Source for enlarged view: https://eneken.ieej.or.jp -- page 6.
Reading the grid maps of the Ukraine, the source says “it is obvious that the real vulnerability, in my estimation, lies in the approximately 88 substations for 330kV distribution and 33 substations for 220kV distribution. Note the nodes or junctions. Those are substations connecting the distribution lines which crisscross the Ukraine. These substations contain large power transformers, switchgear, DCS equipment [Distributed Control System] and other power quality and control equipment, spares etc. Widespread coordinated strikes on these substations will quickly overwhelm the Ukrainian ability to effect repairs and re-balance the loads on the generation stations. This will create a cascade effect whereby overloaded power plants, and distribution gear will ‘trip out’ over wide swathes of the country – if the protection between the Ukrainian and EU grids does not operate in time, or there is wild voltage/frequency oscillations there could be large interruptions in the EU countries being fed from Ukrainian sources.”

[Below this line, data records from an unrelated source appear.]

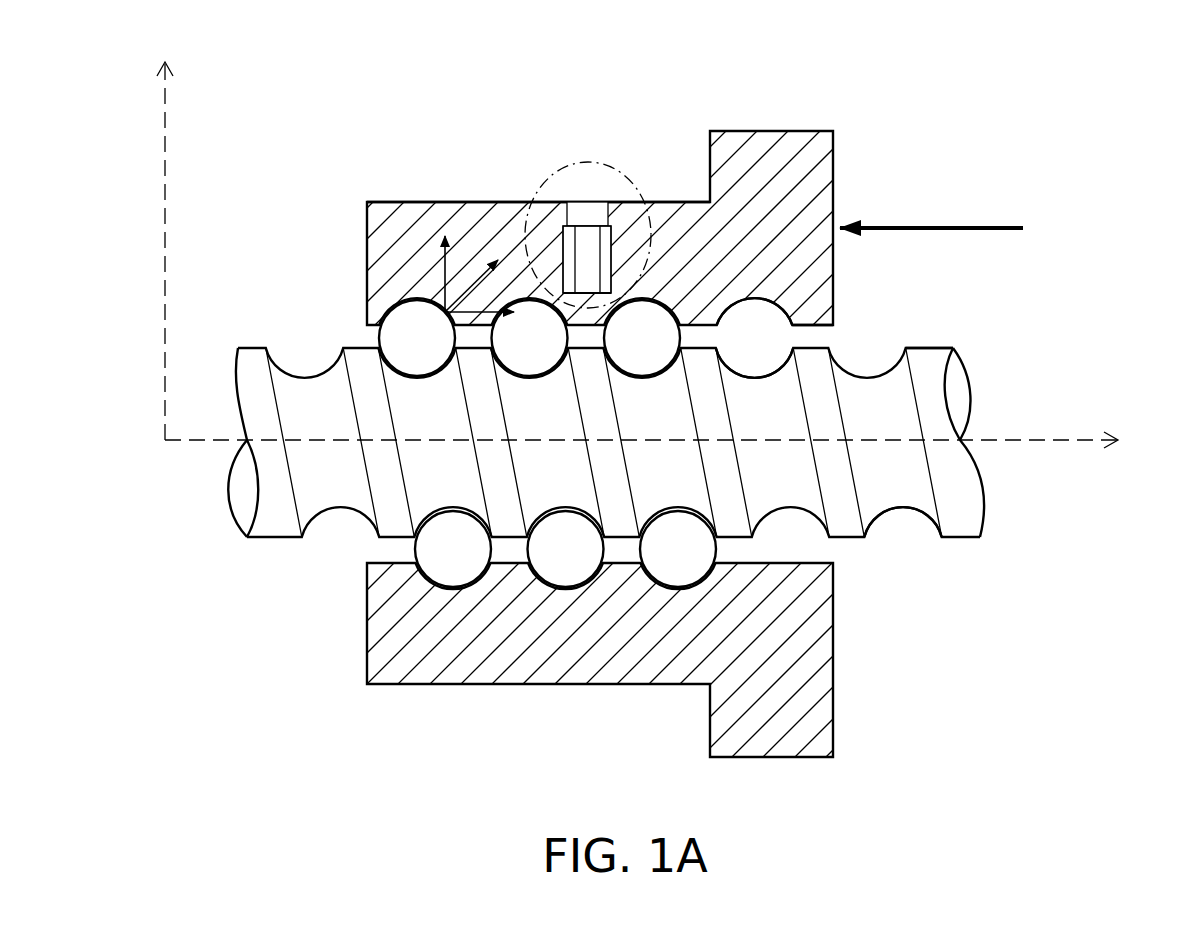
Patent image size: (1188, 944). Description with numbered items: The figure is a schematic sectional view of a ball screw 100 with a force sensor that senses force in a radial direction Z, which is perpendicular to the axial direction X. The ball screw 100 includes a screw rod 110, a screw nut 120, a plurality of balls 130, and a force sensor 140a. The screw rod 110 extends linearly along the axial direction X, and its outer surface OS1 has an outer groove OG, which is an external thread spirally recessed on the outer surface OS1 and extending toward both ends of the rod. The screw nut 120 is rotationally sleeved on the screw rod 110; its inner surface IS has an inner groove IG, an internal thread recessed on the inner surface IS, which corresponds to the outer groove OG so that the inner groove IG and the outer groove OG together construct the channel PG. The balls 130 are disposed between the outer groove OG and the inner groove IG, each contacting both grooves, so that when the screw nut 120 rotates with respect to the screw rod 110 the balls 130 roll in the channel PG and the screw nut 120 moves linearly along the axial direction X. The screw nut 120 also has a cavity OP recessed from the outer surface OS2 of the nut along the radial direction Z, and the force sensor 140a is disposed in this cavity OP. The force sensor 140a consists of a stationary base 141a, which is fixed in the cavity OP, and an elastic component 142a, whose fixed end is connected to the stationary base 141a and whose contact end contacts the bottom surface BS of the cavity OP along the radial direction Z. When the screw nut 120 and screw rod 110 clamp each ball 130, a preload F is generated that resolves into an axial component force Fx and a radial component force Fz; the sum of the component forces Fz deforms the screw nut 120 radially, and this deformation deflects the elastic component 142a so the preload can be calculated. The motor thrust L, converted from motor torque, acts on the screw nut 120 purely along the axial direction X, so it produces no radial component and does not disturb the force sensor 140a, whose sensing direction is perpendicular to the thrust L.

The ball screw with force sensor in radial direction 100 is at (1126, 756).
The screw rod 110 is at (968, 503).
The screw nut 120 is at (834, 178).
The balls 130 is at (677, 560).
The force sensor 140a is at (590, 173).
The stationary base 141a is at (589, 212).
The elastic component 142a is at (570, 290).
The cavity OP is at (607, 245).
The bottom surface BS is at (582, 246).
The outer surface OS1 is at (932, 346).
The outer surface OS2 is at (407, 200).
The inner surface IS is at (820, 327).
The outer groove OG is at (736, 362).
The inner groove IG is at (758, 299).
The channel PG is at (745, 80).
The preload F is at (470, 283).
The component force Fx is at (500, 315).
The component force Fz is at (438, 265).
The motor thrust L is at (940, 228).
The axial direction X is at (655, 442).
The radial direction Z is at (165, 233).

“Any repair efforts will also be severely hampered, if not crippled, if utility yards where spare cables and other gear, as well as vehicles (bucket and line trucks, cranes etc.) are stored and parked are struck. Personnel losses among the finite number of utility crew members due to follow-up attacks and the inevitable mishaps that come with interacting with damaged or compromised high voltage electrical equipment, will quickly mount. If the attacks are launched during the hard winter months, the impact will be exponential, increasingly unmanageable and catastrophic as the hours go by.”